Asking

.

"Akari-sensei, aku mau bertanya. Sebenarnya… cinta itu apa?"

.

Karneval © Touya Mikanagi

This fic © Kazue Ichimaru

.

Warning! This is shounen-ai and HiratoxAkari fanfiction. Maybe you'll find a lot of typos here. Those who doesn't like it feel free to click 'back'

.

A/N : Disini ceritanya Hirato masih jadi murid di Kuronomei; muridnya Akari. Terinspirasi dari chapter 72,5 : Sensei's Important Things. Mau curhat dikit, fic ini adalah efek setelah belajar fisika semalaman suntuk, hehe. Ya, mungkin cerita ini OOC dan abal abis. Walaupun begitu, jangan lupa untuk me-review setelah membaca! Enjoy!

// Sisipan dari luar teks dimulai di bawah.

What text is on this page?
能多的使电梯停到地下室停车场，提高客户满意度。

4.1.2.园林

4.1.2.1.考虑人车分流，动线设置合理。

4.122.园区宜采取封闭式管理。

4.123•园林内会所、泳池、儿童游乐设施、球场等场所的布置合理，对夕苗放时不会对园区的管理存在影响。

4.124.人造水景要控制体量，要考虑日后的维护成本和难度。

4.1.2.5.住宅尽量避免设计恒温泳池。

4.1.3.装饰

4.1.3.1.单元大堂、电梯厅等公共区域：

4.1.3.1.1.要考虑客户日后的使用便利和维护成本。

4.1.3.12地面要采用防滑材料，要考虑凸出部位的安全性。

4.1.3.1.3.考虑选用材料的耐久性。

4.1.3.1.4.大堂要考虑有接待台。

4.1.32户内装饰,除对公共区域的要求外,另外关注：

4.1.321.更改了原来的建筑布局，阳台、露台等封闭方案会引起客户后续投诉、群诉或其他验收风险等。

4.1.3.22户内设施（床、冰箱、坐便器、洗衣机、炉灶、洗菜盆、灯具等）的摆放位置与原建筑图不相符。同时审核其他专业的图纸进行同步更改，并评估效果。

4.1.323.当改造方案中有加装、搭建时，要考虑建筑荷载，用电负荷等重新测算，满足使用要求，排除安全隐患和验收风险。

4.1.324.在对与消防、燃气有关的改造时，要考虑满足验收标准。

"Lagi-lagi kau, Hirato! Apa sebegitu bodohnya kamu dalam mata pelajaranku sampai-sampai setiap hari kau selalu datang bertanya?!" seorang pria berambut merah muda bertanya. Menatap sinis pada pemuda berbalut seragam Kuronomei di hadapannya.

Pemuda itu hanya tersenyum sembari membetulkan letak kacamatanya, "aku bukannya bodoh. Rasa keingintahuan ku hanya terlalu tinggi, Akari-sensei."

Seperti biasa, Akari mendengus. Melipat tangan di depan dada dengan kaki kiri naik dan disangga oleh kaki kanan; duduk dengan arogan di sofanya.

Seperti biasa, Hirato tersenyum. Duduk dengan tenang di sebelah Akari, lalu membuka lembaran buku pelajarannya; mencari bagian yang akan ia tanyakan pada gurunya.

Seperti biasa, Akari akan membalas semua pertanyaan Hirato dengan nada sedikit sinis. Kadang terdiam sejenak saat memikirkan jawaban pertanyaan muridnya yang sulit –hey! Bukan Hirato namanya kalau ia tidak bertanya hal-hal yang sulit.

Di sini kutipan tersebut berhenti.